Exclavesと通信メカニズムの詳細分析

  • Exclaves は、SPTMによる分離の上に構築された 最新セキュリティ機構
  • xnuproxy :セキュアワールドリクエストハンドラとして機能
  • Tightbeam IPCフレームワーク :効率的なドメイン間通信を実現
  • 複数の通信経路を検証し、セキュリティ上の利点を確認

セキュリティ向上の評価と今後の展望

  • 重要・機密コンポーネントが XNUカーネルの直接管理外 へ移動
  • カーネル侵害時でも 最高信頼レベルの即時危殆化を回避 可能
  • システム全体の セキュリティ保証が大幅に強化
  • 今後も 分離・最小権限設計 の深化が期待

Hackerたちの意見

SEARとAppleチームはiOSのセキュリティに関して素晴らしい仕事をしていて、本当に称賛されるべきだよね。ハードウェア機能を開発して、それを全体に組み込むだけじゃなくて、ITWの脆弱性を見て、対策を考える姿勢もすごい。
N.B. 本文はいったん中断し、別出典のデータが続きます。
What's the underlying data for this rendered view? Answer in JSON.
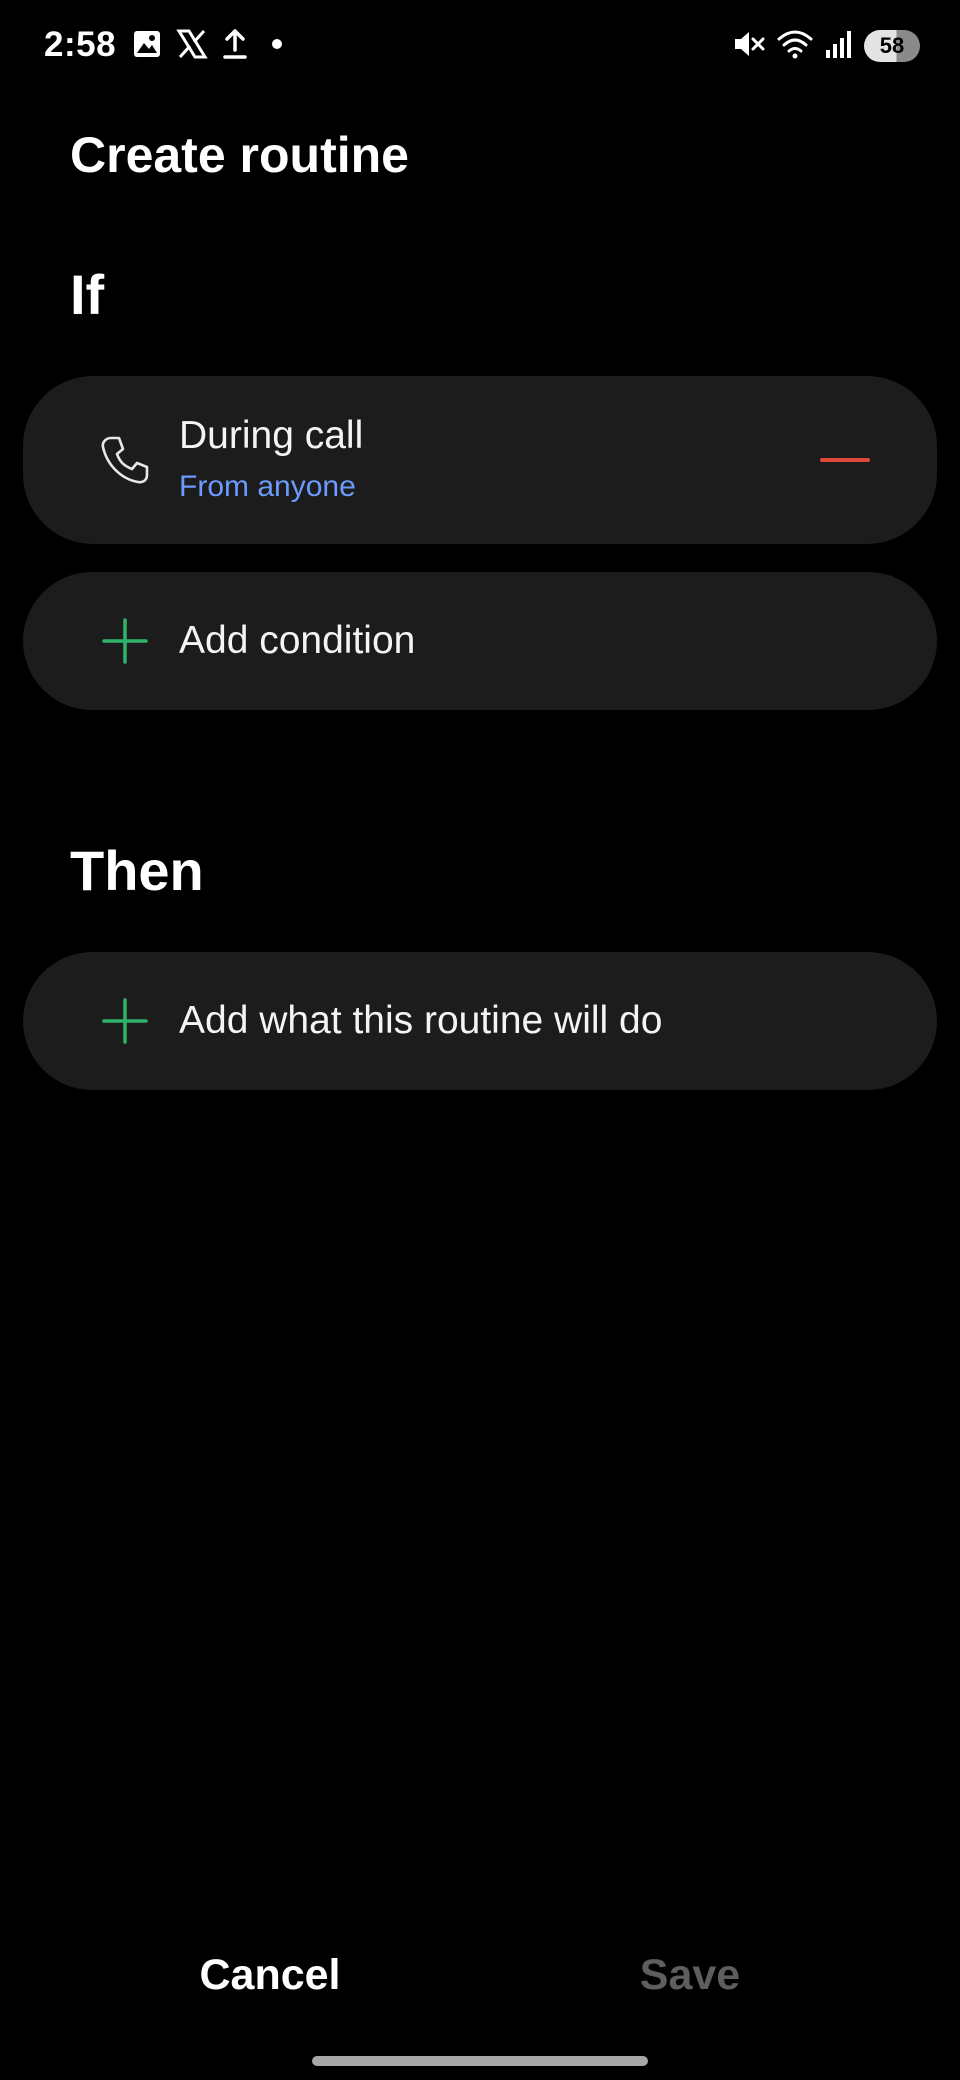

PPLはめっちゃ興味深かったけど、100%効果的じゃないと判断してやめて、他の方法を考えたんだ。Appleの縦割り構造のおかげで、Androidよりも「簡単」にこれができるんだよね。Androidだと、QCやMediaTekのCPU担当者を説得して機能を作らせたり、Linuxカーネルに取り込ませたり、AOSPに入れたり、上流のLLVMに組み込んだりしなきゃいけないからさ。ポインタ認証コード(PAC)はいい例だね。Appleは「やっちゃおう!」って自分たちでやったんだ。LLVMのダウンストリームフォークを維持して、完全なサポートを構築して、実際のバイパスを活用してそれを修正したんだよ。

これによる副次的なメリットの一つは、Appleの新しいプロセッサでハードンされたランタイムを使っている限り、全プラットフォームでセキュリティが向上することだね。理論的には、静的解析では捕まえられないものを捕まえやすくなるし、単にクラッシュするだけじゃないレベルの洞察を得られるんだ。

Googleはもう何年もMTEを追加できたはずだけど、どうやらOEMに強制するのは避けたいみたい。Androidの認証プログラムの一部としてね。OSのアップデートと同じ歴史だよ。

そして、あれだけのハードコアなエンジニアリング作業が終わった後でも、iMessageにはカーネルで疑わしいコードが実行されるコードパスが残っていて、0クリックの脆弱性がまだ存在するんだよね。

彼らは今、あなたのセキュリティを気にかけているからそうしているけど、自分のデバイスを改造(脱獄)してAppleに承認されていないソフトウェアを実行するのを難しくしているんだ。彼らのやっていることはあなたの利益に反していて、App Storeの独占を維持するためなんだよ。

ちょっと関連があるけど、Ivan KrstićのHexaconでの基調講演中に、バグバウンティプログラムの増加も発表されたんだ。